Do list stuff using `build` passing Cons Nil (like a cons list) and then do foldr/build substitution/reduction.
Afterwards, we can do a separate pass to flatten nested Cons structures into properly initialized RRBTs.
This way we get both deforestation and efficient RRBT construction. Should work for the other collection types too.

It looks like we need to do some amount of inlining and beta reductions on the Roc side, rather than
leaving all of those to LLVM.

Advanced approach:

Express operations like map and filter in terms of toStream and fromStream, to unlock more deforestation.
More info on here:

https://wiki.haskell.org/GHC_optimisations#Fusion

# Getting started with the code

The compiler contains a lot of code! If you're new to the project it can be hard to know where to start.
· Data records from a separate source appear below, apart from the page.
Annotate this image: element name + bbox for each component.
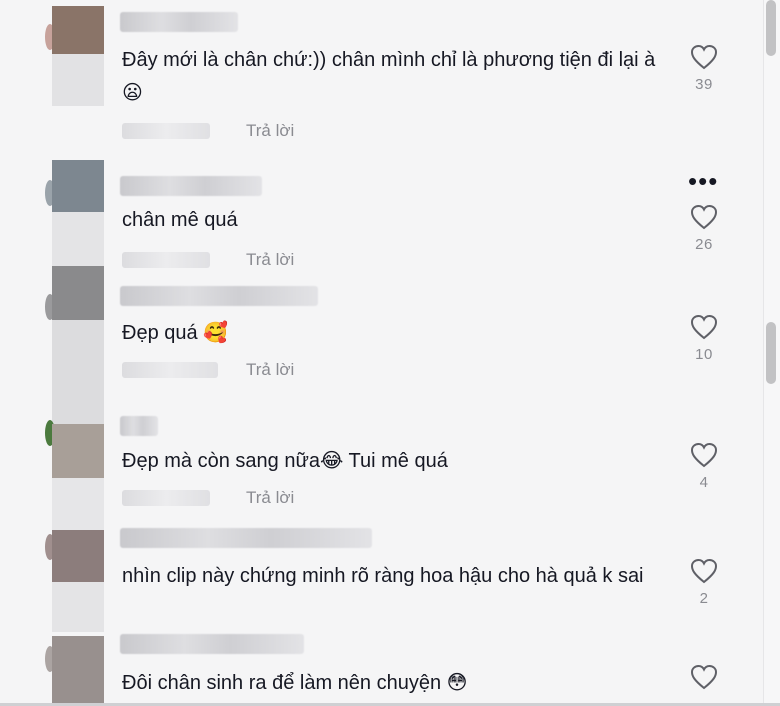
heart-icon <box>690 44 718 70</box>
username[interactable] <box>120 12 238 32</box>
comment-text-body: Đẹp quá <box>122 322 204 344</box>
comment-text: Đôi chân sinh ra để làm nên chuyện 😳 <box>122 666 662 699</box>
avatar-image-lower <box>52 54 104 106</box>
like-count: 2 <box>699 590 709 607</box>
username[interactable] <box>120 176 262 196</box>
like-button[interactable]: 10 <box>686 314 722 363</box>
username[interactable] <box>120 286 318 306</box>
comment-emoji: 😂 <box>319 448 344 472</box>
reply-button[interactable]: Trả lời <box>246 121 294 141</box>
avatar-image <box>52 266 104 320</box>
heart-icon <box>690 558 718 584</box>
like-count: 26 <box>695 236 713 253</box>
comment-date <box>122 362 218 378</box>
like-button[interactable]: 26 <box>686 204 722 253</box>
username[interactable] <box>120 634 304 654</box>
heart-icon <box>690 442 718 468</box>
avatar-image <box>52 6 104 54</box>
avatar-image-lower <box>52 478 104 530</box>
like-button[interactable]: 2 <box>686 558 722 607</box>
username[interactable] <box>120 528 372 548</box>
avatar-image-lower <box>52 212 104 266</box>
comment-text: nhìn clip này chứng minh rõ ràng hoa hậu… <box>122 560 662 592</box>
reply-button[interactable]: Trả lời <box>246 488 294 508</box>
more-options-button[interactable]: ••• <box>688 168 718 194</box>
comment-emoji: 🥰 <box>203 320 229 344</box>
comment-text: Đây mới là chân chứ:)) chân mình chỉ là … <box>122 44 662 109</box>
heart-icon <box>690 204 718 230</box>
avatar-image <box>52 160 104 212</box>
comment-emoji: 😦 <box>122 80 143 104</box>
comment-text-tail: Tui mê quá <box>343 450 448 472</box>
comment-date <box>122 123 210 139</box>
comment-text-body: Đây mới là chân chứ:)) chân mình chỉ là … <box>122 49 656 71</box>
like-count: 10 <box>695 346 713 363</box>
like-button[interactable]: 39 <box>686 44 722 93</box>
like-count: 39 <box>695 76 713 93</box>
username[interactable] <box>120 416 158 436</box>
comment-text-body: Đôi chân sinh ra để làm nên chuyện <box>122 672 447 694</box>
scrollbar-top-segment[interactable] <box>766 0 776 56</box>
avatar-image-lower <box>52 582 104 632</box>
comment-emoji: 😳 <box>446 670 468 694</box>
heart-icon <box>690 314 718 340</box>
reply-button[interactable]: Trả lời <box>246 360 294 380</box>
like-button[interactable] <box>686 664 722 696</box>
heart-icon <box>690 664 718 690</box>
avatar-image <box>52 530 104 582</box>
like-button[interactable]: 4 <box>686 442 722 491</box>
comment-text-body: Đẹp mà còn sang nữa <box>122 450 320 472</box>
avatar-image-lower <box>52 320 104 426</box>
comment-text: Đẹp mà còn sang nữa😂 Tui mê quá <box>122 444 662 477</box>
comment-date <box>122 252 210 268</box>
comment-text-body: nhìn clip này chứng minh rõ ràng hoa hậu… <box>122 565 644 587</box>
like-count: 4 <box>699 474 709 491</box>
avatar-image <box>52 636 104 706</box>
comment-text-body: chân mê quá <box>122 209 238 231</box>
comment-text: Đẹp quá 🥰 <box>122 316 662 349</box>
comment-text: chân mê quá <box>122 204 662 236</box>
reply-button[interactable]: Trả lời <box>246 250 294 270</box>
comment-date <box>122 490 210 506</box>
avatar-image <box>52 424 104 478</box>
scrollbar-thumb[interactable] <box>766 322 776 384</box>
It's useful to have some sort of "main entry point", or at least a "good place to start" for each of the main phases.

After you get into the details, you'll discover that some parts of the compiler have more than one entry point. And things can be interwoven together in subtle and complex ways, for reasons to do with performance, edge case handling, etc. But if this is "day one" for you, and you're just trying to get familiar with things, this should be "good enough".
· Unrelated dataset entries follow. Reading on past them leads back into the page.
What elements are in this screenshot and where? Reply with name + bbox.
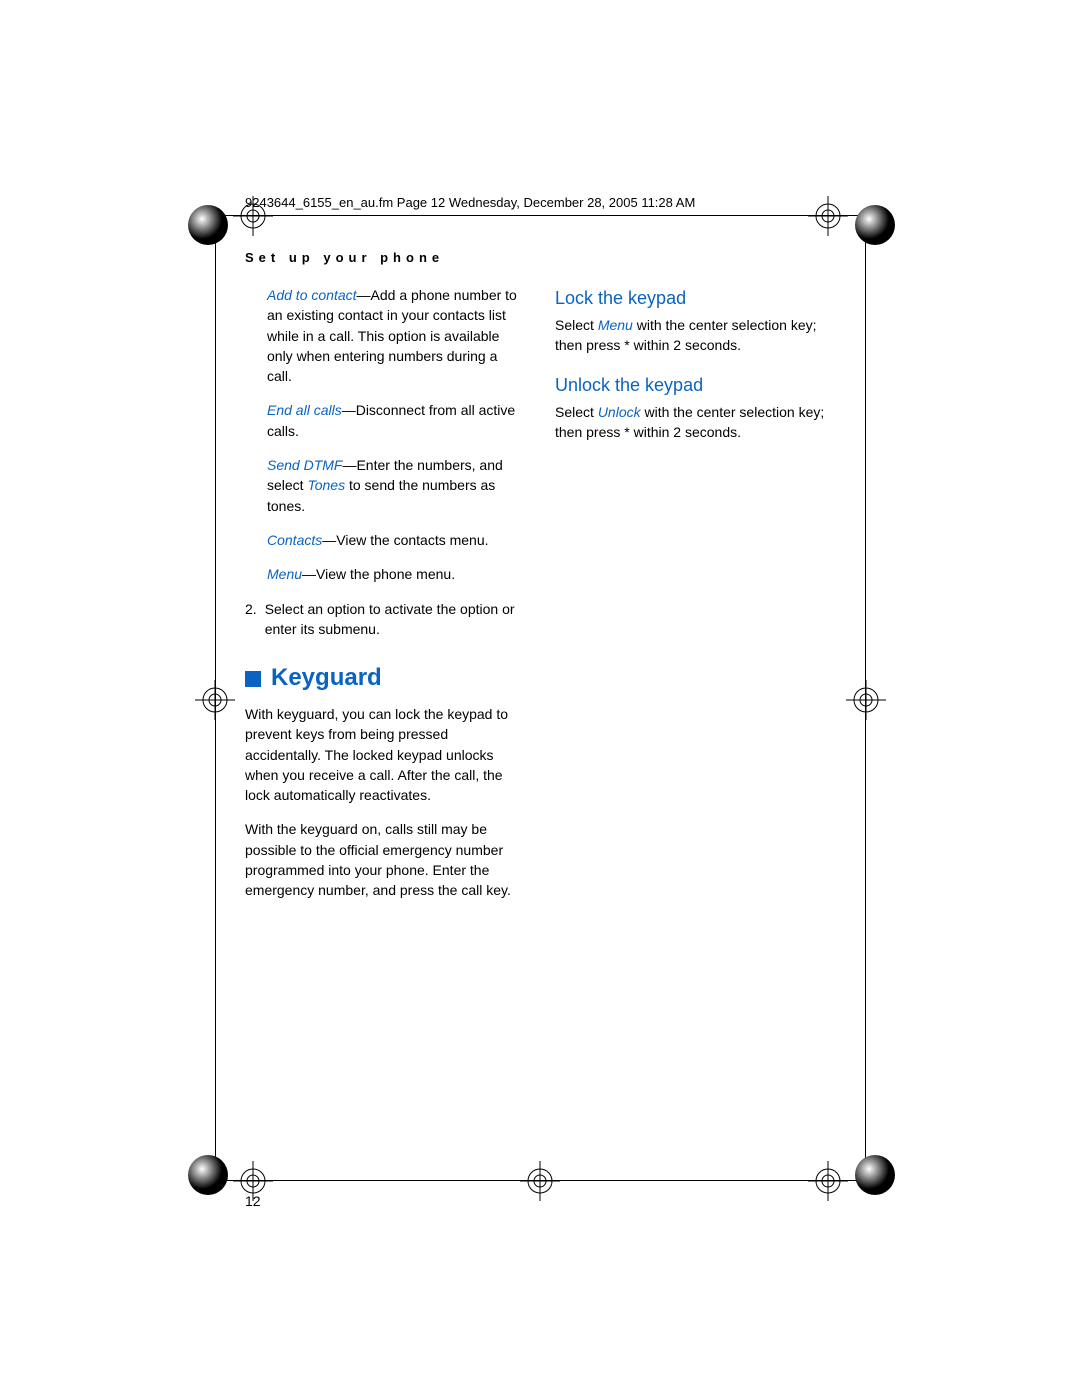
- content-columns: Add to contact—Add a phone number to an …: [245, 285, 935, 915]
- file-info-line: 9243644_6155_en_au.fm Page 12 Wednesday,…: [245, 195, 935, 210]
- paragraph: With the keyguard on, calls still may be…: [245, 819, 525, 900]
- right-column: Lock the keypad Select Menu with the cen…: [555, 285, 835, 915]
- term: Unlock: [598, 404, 641, 420]
- body-text: Select: [555, 404, 598, 420]
- paragraph: With keyguard, you can lock the keypad t…: [245, 704, 525, 805]
- term: Menu: [267, 566, 302, 582]
- paragraph: Add to contact—Add a phone number to an …: [245, 285, 525, 386]
- term: Add to contact: [267, 287, 357, 303]
- paragraph: Select Menu with the center selection ke…: [555, 315, 835, 356]
- page-number: 12: [245, 1193, 261, 1209]
- term: Tones: [307, 477, 345, 493]
- term: End all calls: [267, 402, 342, 418]
- page-content: 9243644_6155_en_au.fm Page 12 Wednesday,…: [145, 195, 935, 1195]
- term: Contacts: [267, 532, 322, 548]
- section-header: Set up your phone: [245, 250, 935, 265]
- list-number: 2.: [245, 599, 257, 640]
- keyguard-heading: Keyguard: [245, 661, 525, 696]
- body-text: —View the phone menu.: [302, 566, 455, 582]
- paragraph: End all calls—Disconnect from all active…: [245, 400, 525, 441]
- term: Send DTMF: [267, 457, 342, 473]
- term: Menu: [598, 317, 633, 333]
- body-text: —View the contacts menu.: [322, 532, 488, 548]
- square-bullet-icon: [245, 671, 261, 687]
- list-text: Select an option to activate the option …: [265, 599, 525, 640]
- subheading: Unlock the keypad: [555, 372, 835, 398]
- numbered-list-item: 2. Select an option to activate the opti…: [245, 599, 525, 640]
- subheading: Lock the keypad: [555, 285, 835, 311]
- paragraph: Send DTMF—Enter the numbers, and select …: [245, 455, 525, 516]
- heading-text: Keyguard: [271, 661, 382, 696]
- paragraph: Select Unlock with the center selection …: [555, 402, 835, 443]
- body-text: Select: [555, 317, 598, 333]
- paragraph: Menu—View the phone menu.: [245, 564, 525, 584]
- left-column: Add to contact—Add a phone number to an …: [245, 285, 525, 915]
- paragraph: Contacts—View the contacts menu.: [245, 530, 525, 550]
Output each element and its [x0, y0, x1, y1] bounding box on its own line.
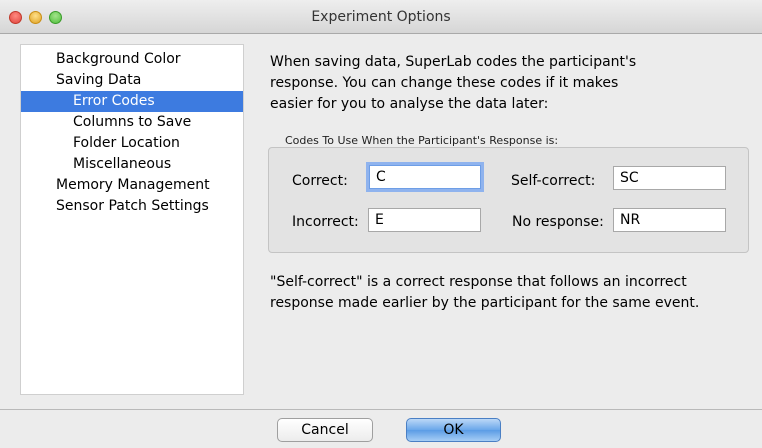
self-correct-code-input[interactable]: [613, 166, 726, 190]
experiment-options-window: Experiment Options Background Color Savi…: [0, 0, 762, 448]
self-correct-note: "Self-correct" is a correct response tha…: [270, 272, 740, 314]
no-response-code-input[interactable]: [613, 208, 726, 232]
note-line: "Self-correct" is a correct response tha…: [270, 274, 687, 290]
intro-text: When saving data, SuperLab codes the par…: [270, 52, 740, 115]
sidebar-item-folder-location[interactable]: Folder Location: [21, 133, 243, 154]
sidebar-item-sensor-patch-settings[interactable]: Sensor Patch Settings: [21, 196, 243, 217]
incorrect-code-input[interactable]: [368, 208, 481, 232]
cancel-button[interactable]: Cancel: [277, 418, 373, 442]
ok-button[interactable]: OK: [406, 418, 501, 442]
sidebar-item-background-color[interactable]: Background Color: [21, 49, 243, 70]
no-response-label: No response:: [512, 214, 604, 230]
sidebar-item-memory-management[interactable]: Memory Management: [21, 175, 243, 196]
options-sidebar: Background Color Saving Data Error Codes…: [20, 44, 244, 395]
sidebar-item-miscellaneous[interactable]: Miscellaneous: [21, 154, 243, 175]
correct-label: Correct:: [292, 173, 348, 189]
codes-group-box: Correct: Self-correct: Incorrect: No res…: [268, 147, 749, 253]
intro-line: When saving data, SuperLab codes the par…: [270, 54, 637, 70]
self-correct-label: Self-correct:: [511, 173, 596, 189]
intro-line: response. You can change these codes if …: [270, 75, 619, 91]
title-bar[interactable]: Experiment Options: [0, 0, 762, 34]
sidebar-item-error-codes[interactable]: Error Codes: [21, 91, 243, 112]
codes-group-label: Codes To Use When the Participant's Resp…: [285, 134, 559, 147]
window-title: Experiment Options: [311, 9, 451, 25]
footer-divider: [0, 409, 762, 410]
sidebar-item-saving-data[interactable]: Saving Data: [21, 70, 243, 91]
incorrect-label: Incorrect:: [292, 214, 359, 230]
intro-line: easier for you to analyse the data later…: [270, 96, 549, 112]
correct-code-input[interactable]: [369, 165, 481, 189]
note-line: response made earlier by the participant…: [270, 295, 700, 311]
sidebar-item-columns-to-save[interactable]: Columns to Save: [21, 112, 243, 133]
The compiler is invoked from the CLI via `build_file` in cli/src/build.rs

| Phase                                 | Entry point / main functions                     |
| ------------------------------------- | ------------------------------------------------ |
| Compiler entry point                  | load/src/file.rs: load, load_and_monomorphize    |
| Parse header                          | parse/src/module.rs: parse_header                |
| Parse definitions                     | parse/src/module.rs: module_defs                 |
| Canonicalize                          | can/src/def.rs: canonicalize_defs                |
| Type check                            | solve/src/module.rs: run_solve                   |
| Gather types to specialize            | mono/src/ir.rs: PartialProc::from_named_function |
| Solve specialized types               | mono/src/ir.rs: from_can, with_hole              |
| Insert reference counting             | mono/src/ir.rs: Proc::insert_refcount_operations |
| Code gen (optimized but slow)         | gen_llvm/src/llvm/build.rs: build_procedures     |
| Code gen (unoptimized but fast, CPU)  | gen_dev/src/object_builder.rs: build_module      |
| Code gen (unoptimized but fast, Wasm) | gen_wasm/src/lib.rs: build_module                |

For a more detailed understanding of the compilation phases, see the `Phase`, `BuildTask`, and `Msg` enums in `load/src/file.rs`.

## Debugging the compiler

Please see the [debug flags](./debug_flags/src/lib.rs) for information on how to
ask the compiler to emit debug information during various stages of compilation.

There are some goals for more sophisticated debugging tools:

- A nicer unification debugger, see https://github.com/roc-lang/roc/issues/2486.
  Any interest in helping out here is greatly appreciated.

### General Tips

#### Miscompilations

If you observe a miscomplication, you may first want to check the generated mono
IR for your code - maybe there was a problem during specialization or layout
generation. One way to do this is to add a test to `test_mono/src/tests.rs`
and run the tests with `cargo test -p test_mono`; this will write the mono
IR to a file.

#### Typechecking errors

First, try to minimize your reproduction into a test that fits in
[`solve_expr`](./solve/tests/solve_expr.rs).

Once you've done this, check out the `ROC_PRINT_UNIFICATIONS` debug flag. It
will show you where type unification went right and wrong. This is usually
enough to figure out a fix for the bug.

If that doesn't work and you know your error has something to do with ranks,
you may want to instrument `deep_copy_var_help` in [solve](./solve/src/solve.rs).

If that doesn't work, chatting on Zulip is always a good strategy.